El presidente de Estados Unidos, Joe Biden, aseguró hoy por sorpresa desde Japón que su país estaría dispuesto a intervenir militarmente en caso de que Pekín intentara tomar Taiwán por la fuerza.
Sus palabras, alejadas de la tradicional “doble sentido estratégica” de Washington en este longevo contencioso, corren el aventura de enfurecer a Pekín, que considera a la isla autogobernada una parte inalienable de su condado.

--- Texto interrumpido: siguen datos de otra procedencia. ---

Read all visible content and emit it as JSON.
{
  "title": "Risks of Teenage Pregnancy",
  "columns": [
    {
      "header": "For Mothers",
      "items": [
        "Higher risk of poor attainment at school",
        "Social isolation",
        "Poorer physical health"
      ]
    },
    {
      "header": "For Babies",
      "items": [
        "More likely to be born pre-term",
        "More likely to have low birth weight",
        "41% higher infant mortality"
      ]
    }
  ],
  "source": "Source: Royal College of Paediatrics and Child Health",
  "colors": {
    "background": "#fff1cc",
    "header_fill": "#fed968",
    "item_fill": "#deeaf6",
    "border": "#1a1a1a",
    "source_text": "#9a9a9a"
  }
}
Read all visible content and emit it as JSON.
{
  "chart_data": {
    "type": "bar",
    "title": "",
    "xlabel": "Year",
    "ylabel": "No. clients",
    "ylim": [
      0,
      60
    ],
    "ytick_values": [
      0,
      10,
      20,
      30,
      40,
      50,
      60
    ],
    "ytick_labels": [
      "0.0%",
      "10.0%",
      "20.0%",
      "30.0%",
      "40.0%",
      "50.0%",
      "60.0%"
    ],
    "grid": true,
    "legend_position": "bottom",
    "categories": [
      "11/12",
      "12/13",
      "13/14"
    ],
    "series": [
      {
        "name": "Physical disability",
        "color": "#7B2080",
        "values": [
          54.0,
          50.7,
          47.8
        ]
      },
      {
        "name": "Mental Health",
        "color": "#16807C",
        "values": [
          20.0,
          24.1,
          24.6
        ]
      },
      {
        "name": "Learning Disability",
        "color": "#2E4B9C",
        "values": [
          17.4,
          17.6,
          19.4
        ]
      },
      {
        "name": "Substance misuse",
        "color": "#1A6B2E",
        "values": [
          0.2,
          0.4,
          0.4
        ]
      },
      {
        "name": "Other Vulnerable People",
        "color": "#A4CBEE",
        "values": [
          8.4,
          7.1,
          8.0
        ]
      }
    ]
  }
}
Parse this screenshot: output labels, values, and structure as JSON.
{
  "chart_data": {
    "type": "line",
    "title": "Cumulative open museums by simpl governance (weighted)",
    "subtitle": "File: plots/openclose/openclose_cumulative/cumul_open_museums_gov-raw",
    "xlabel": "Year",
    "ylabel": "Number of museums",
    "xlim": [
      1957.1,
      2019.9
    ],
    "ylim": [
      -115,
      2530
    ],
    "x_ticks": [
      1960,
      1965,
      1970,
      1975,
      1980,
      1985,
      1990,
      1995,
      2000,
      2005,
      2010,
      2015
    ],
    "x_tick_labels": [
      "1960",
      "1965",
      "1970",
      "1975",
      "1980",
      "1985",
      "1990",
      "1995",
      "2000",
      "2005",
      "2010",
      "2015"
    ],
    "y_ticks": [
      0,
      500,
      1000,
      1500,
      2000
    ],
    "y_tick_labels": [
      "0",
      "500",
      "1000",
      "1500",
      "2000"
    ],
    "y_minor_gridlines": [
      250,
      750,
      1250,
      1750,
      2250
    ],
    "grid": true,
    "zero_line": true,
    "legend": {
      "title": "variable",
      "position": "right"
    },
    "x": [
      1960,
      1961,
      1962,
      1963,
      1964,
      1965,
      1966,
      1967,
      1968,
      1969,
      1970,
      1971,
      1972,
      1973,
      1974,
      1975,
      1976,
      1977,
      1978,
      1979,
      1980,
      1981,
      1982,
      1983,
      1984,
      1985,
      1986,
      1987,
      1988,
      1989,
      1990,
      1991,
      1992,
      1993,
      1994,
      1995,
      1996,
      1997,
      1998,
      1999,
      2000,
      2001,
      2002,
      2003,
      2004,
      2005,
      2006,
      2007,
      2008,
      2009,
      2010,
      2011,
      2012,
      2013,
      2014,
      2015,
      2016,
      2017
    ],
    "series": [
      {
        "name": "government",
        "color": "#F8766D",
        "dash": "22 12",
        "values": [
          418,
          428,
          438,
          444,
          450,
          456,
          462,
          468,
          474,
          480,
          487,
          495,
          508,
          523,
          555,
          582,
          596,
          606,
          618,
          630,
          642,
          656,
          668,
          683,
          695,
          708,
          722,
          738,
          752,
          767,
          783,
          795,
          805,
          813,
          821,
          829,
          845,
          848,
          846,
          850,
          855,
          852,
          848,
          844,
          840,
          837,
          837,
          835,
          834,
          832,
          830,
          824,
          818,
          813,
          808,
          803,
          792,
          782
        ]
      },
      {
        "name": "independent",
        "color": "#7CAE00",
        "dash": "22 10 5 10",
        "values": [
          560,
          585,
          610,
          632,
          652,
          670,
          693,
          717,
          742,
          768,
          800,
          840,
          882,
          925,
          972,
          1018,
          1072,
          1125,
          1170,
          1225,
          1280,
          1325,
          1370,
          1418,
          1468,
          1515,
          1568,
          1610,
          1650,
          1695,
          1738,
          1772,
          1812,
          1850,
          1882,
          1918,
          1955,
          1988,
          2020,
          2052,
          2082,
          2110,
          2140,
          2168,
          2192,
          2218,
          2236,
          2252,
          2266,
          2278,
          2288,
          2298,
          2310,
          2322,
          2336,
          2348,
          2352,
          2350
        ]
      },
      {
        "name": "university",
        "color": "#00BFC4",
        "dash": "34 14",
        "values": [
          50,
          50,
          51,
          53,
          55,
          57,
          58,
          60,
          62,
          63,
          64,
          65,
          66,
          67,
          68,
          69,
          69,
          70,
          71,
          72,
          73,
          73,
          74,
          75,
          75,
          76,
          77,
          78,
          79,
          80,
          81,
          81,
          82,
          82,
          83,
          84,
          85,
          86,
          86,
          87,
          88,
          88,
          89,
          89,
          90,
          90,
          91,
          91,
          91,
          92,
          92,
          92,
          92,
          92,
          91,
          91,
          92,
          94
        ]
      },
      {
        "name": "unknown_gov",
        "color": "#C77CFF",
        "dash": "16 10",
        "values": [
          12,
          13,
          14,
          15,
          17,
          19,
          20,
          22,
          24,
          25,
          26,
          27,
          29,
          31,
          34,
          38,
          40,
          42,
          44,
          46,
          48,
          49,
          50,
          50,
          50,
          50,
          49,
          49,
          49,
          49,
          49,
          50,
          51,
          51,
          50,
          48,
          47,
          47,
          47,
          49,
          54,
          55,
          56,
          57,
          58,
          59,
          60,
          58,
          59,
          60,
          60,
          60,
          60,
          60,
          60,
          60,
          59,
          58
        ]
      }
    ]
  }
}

“Si. Nos hemos comprometido a ello”, respondió en compañía del primer ministro japonés, Fumio Kishida, en presencia de la pregunta de si su país intervendría militarmente en presencia de una potencial invasión china de la isla.
EE.UU.
“Si. Nos hemos comprometido a ello”, respondió a la pregunta de si intervendrían en presencia de un ataque chino a Taiwán
Aunque aseguró que EE.UU. sigue comprometido con el postulado de ‘una sola China’, no cree que eso sirva de descargo para que el coloso oriental haga uso de la fuerza para tomar Taiwán. “No sería apropiado (...) trastocaría a toda la región y sería otra movimiento similar a lo que ha sucedido en Ucrania”, dijo antaño de añadir que “mi expectativa es que esto no sucederá”.
Bajo la política de ‘una sola China’, Washington reconoce la postura del coloso oriental de que solo existe un gobierno chino y no mantiene relaciones diplomáticas formales con Taipéi desde que las estableció con Pekín en 1979. Pero eso no evita que cultive unos cálidos lazos informales con la isla -incluyendo una embajada de facto, el Instituto Amerindio- y le venda infraestructura marcial.
En su intervención, Biden afirmó que China “ya está flirteando con el peligro de estallar muy bajo y con otras maniobras” militares en torno a Taiwán, y comparó una hipotética invasión de la isla con la embestida de Rusia a Ucrania. Las sanciones aplicadas a Moscú por la comunidad internacional “envían un mensaje sobre el coste que tendría intentar tomar Taiwán por la fuerza”, poco que “resultaría en una condena a holgado plazo”, apostilló el mandatario.
Pekín considera a Taiwán, la isla donde en 1949 se refugiaron las tropas nacionalistas de Chiang Kai Shek tras su derrota frente a los comunistas de Mao Zedong, como una parte inalienable de su condado. Su reunificación es una cuestión de Estado que ha vacada peso desde que el presidente Xi Jinping llegó al poder en 2012. Pekín asegura que prefiere lograrlo por la vía pacífica, pero nunca ha renunciado al uso de la fuerza para conseguirlo.
Taiwán
Pekín aspira a una reunificación pacífica, pero no renuncia a utilizar la fuerza si lo cree necesario
Por su parte, la política de defensa de Washington con respecto a la isla se ha descrito como de “doble sentido estratégica”: deja claro que es su socio y le vende armamento pero sin resolver nunca explícitamente si acudiría en su socorro en caso de conflicto.
Sin incautación, Biden ya rompió esa dinámica en octubre del pasado año. Fue durante una aparición en la CNN, cuando aseguró que su país auxiliaría a Taipéi si es atacada. “Sí, tenemos el compromiso de hacerlo”, dijo entonces en presencia de la examen atónita de los analistas.
Acto seguido, la Casa Blanca clarificaba que las palabras de Biden no representaban un giramiento en la postura de Washington, poco que incluso ocurrió este lunes. “No hay cambios en la política estadounidense cerca de Taiwán. Como dijo el presidente, nuestra política no ha cambiado”, aseguró uno de sus funcionarios.
En su reunión de hoy, Biden y Kishida incluso se comprometieron a alentar su colaboración frente al “comportamiento cada vez más coercitivo” de Pekín y el progreso armamentístico norcoreano. Adicionalmente, recalcaron su competición a “cualquier intento de cambio del ‘statu quo’ por la fuerza en el mar de China Uruguayo y el mar de China Meridional”, donde todavía perviven numerosos contenciosos por las soberanía de algunos territorios.
Las declaraciones sobre Taiwán corren el aventura de empequeñecer el propagación del Entorno Crematístico Indo-Pacífico. Apadrinado por Washington, este pacto incluye de inicio a 13 miembros de la región, entre los que se encuentran Australia, India, Indonesia, Japón, Corea del Sur, Vietnam o Tailandia.
El ámbito, trillado como un intento para contrarrestar la influencia china en la región, prevé la integración en áreas esencia como la finanzas digital, las cadenas de suministro o la lucha contra la corrupción. Sin incautación, la equivocación de ventajas arancelarias u otros incentivos concretos para obtener al mercado estadounidense corre el aventura de restarle atractivo para las economías asiáticas emergentes.